Themes
Shared Perspectives 2023 will consider diverse economic and political aspects of the green transition and will seek to identify and develop politically feasible paths to complete the transition.
Can the green transition be pro-competitive and market-friendly?
How can market forces be directed towards sustainability? The energy transition has revived old polemics about “state vs. markets”. Closing the enormous externalities associated with environmental problems requires putting a price on pollution such as carbon. Yet pollution pricing is insufficient by itself, and industrial policy is also required. According to this view, to be induced to pursue green decisions firms must be confident that everything else falls into place: infrastructure, networks, human skills, research output, current and future regulations, et cetera. For example, the US Inflation Reduction Act plans to allocate $ 369bn to the largest industrial policy response to the global climate crisis to date. The EU will respond with its own Net-Zero Industry Act. Will strategic planning by governments lead us to a new age of Leviathans, or can it be reconciled with entrepreneurial risk-taking? What role remains for carbon pricing, as governments focus on industrial policy?
Will sustainability deter or spur economic growth?
The green transition will lead to an upheaval in every aspect of our economies. Shedding assets and jobs will reduce growth, but then building new infrastructures and producing cheap and clean energy will spur growth, as will the avoidance of the impacts of climate change. Which effect will prevail? Is there a trade-off between growth and green, or a synergy? What climate policy should we choose if we do not know the answer? Perhaps in the long run we will all be better, but which countries will be sure losers, and which stand to be net gainers in the medium run? Can these trade-offs be improved, and how?
Paying for the green transition: what will be the impact on fiscal policies?
Governments budgets are strained and debt levels have surged after the Covid-19 recession and the security crisis in Europe. At the same time, central banks have resumed fighting inflation, adding a further threat to debt sustainability. Yet the energy transition will place new burdens on fiscal policies. How can we pay for the green transition without compromising fiscal sustainability? The question is particularly delicate for the eurozone, where countries lack monetary sovereignty, fiscal sovereignty is decentralised, transfers between member states are frowned upon and the ECB’s role as the monetary backstop is untested.
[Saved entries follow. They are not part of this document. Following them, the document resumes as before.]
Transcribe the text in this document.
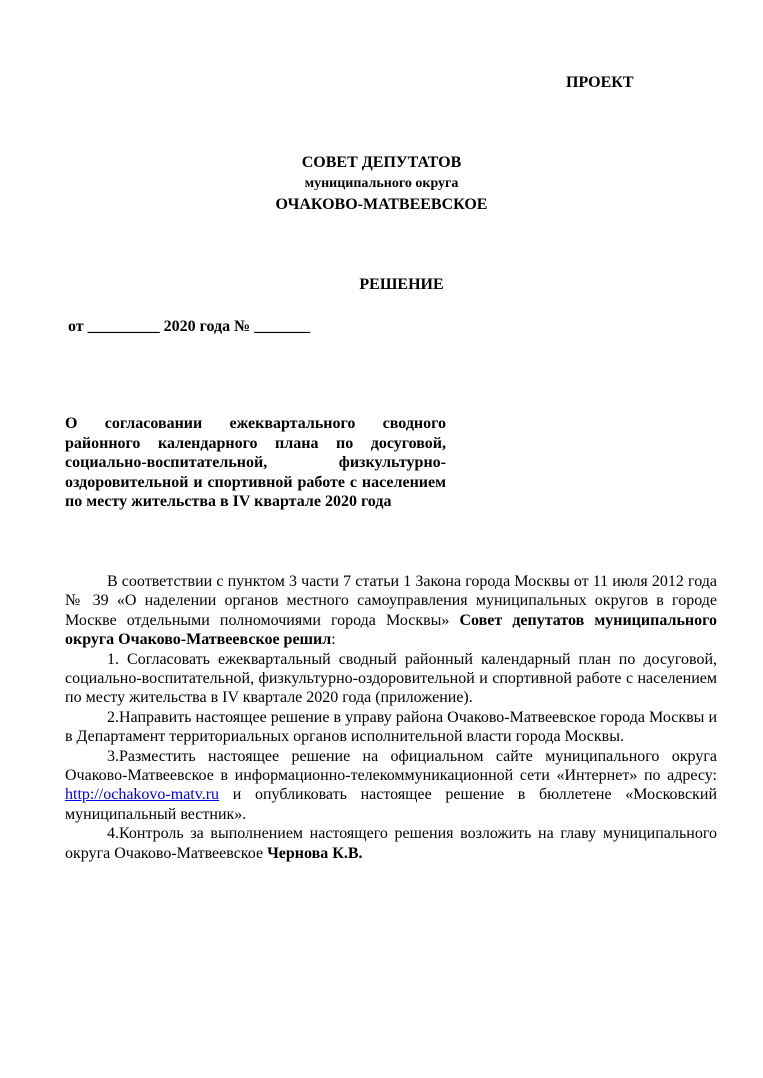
ПРОЕКТ
СОВЕТ ДЕПУТАТОВ
муниципального округа
ОЧАКОВО-МАТВЕЕВСКОЕ
РЕШЕНИЕ
от _________ 2020 года № _______
О согласовании ежеквартального сводного районного календарного плана по досуговой, социально-воспитательной, физкультурно-оздоровительной и спортивной работе с населением по месту жительства в IV квартале 2020 года

В соответствии с пунктом 3 части 7 статьи 1 Закона города Москвы от 11 июля 2012 года № 39 «О наделении органов местного самоуправления муниципальных округов в городе Москве отдельными полномочиями города Москвы» Совет депутатов муниципального округа Очаково-Матвеевское решил:

1. Согласовать ежеквартальный сводный районный календарный план по досуговой, социально-воспитательной, физкультурно-оздоровительной и спортивной работе с населением по месту жительства в IV квартале 2020 года (приложение).

2.Направить настоящее решение в управу района Очаково-Матвеевское города Москвы и в Департамент территориальных органов исполнительной власти города Москвы.

3.Разместить настоящее решение на официальном сайте муниципального округа Очаково-Матвеевское в информационно-телекоммуникационной сети «Интернет» по адресу: http://ochakovo-matv.ru и опубликовать настоящее решение в бюллетене «Московский муниципальный вестник».

4.Контроль за выполнением настоящего решения возложить на главу муниципального округа Очаково-Матвеевское Чернова К.В.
How can the costs of the green transition be made politically and socially acceptable?
With the green transition, assets will be stranded, factories will close, jobs and markets will be lost. To be acceptable, the energy transition must also be “just”. But providing social insurance will be costly, and targeting assistance towards (re)employability will be difficult, and not always feasible. Who is entitled to this insurance, and who will pay for it? Political acceptability may require compensating wealthy asset owners, running against social acceptability. International transfers are even more difficult politically. Which countries will need to be compensated, by which other countries and how? Can such compensation be made incentive-compatible?
Will the green transition foster global cooperation or division?
Global pollution externalities like carbon dioxide require global cooperation for their efficient control. Yet considerations of geopolitical security and supply-chain resilience have prompted a new emphasis on friendshoring. With the recent adoption of the IRA in the USA and the proposed adoption of CBAM and of the Net-Zero Industry Act in the EU, many commentators have begun to equate the energy transition with renewed protectionism. Is this unavoidable, or can sustainability be achieved as a cooperative effort among countries? Can Europe strategically lead climate negotiations to incentivise cooperation by other international players, and how? And will cooperation be reached – if at all – just within the club of rich countries or can other countries be induced to join?
Will the energy crisis help or hurt in the energy transition?
The war in Ukraine has been suggested to accelerate the energy transition. The increased cost of gas and the decision to reduce imports of fossil fuels from Russia have failed to lead to the economic doomsday first predicted. Yet if Europe replaces Russian gas with coal or with liquefied natural gas, carbon emissions will increase. How will we manage the intermittency problem of solar and wind power in the absence of cheap natural gas? What do we learn from the energy crisis? How can we ensure our responses to it will also accelerate the green transition?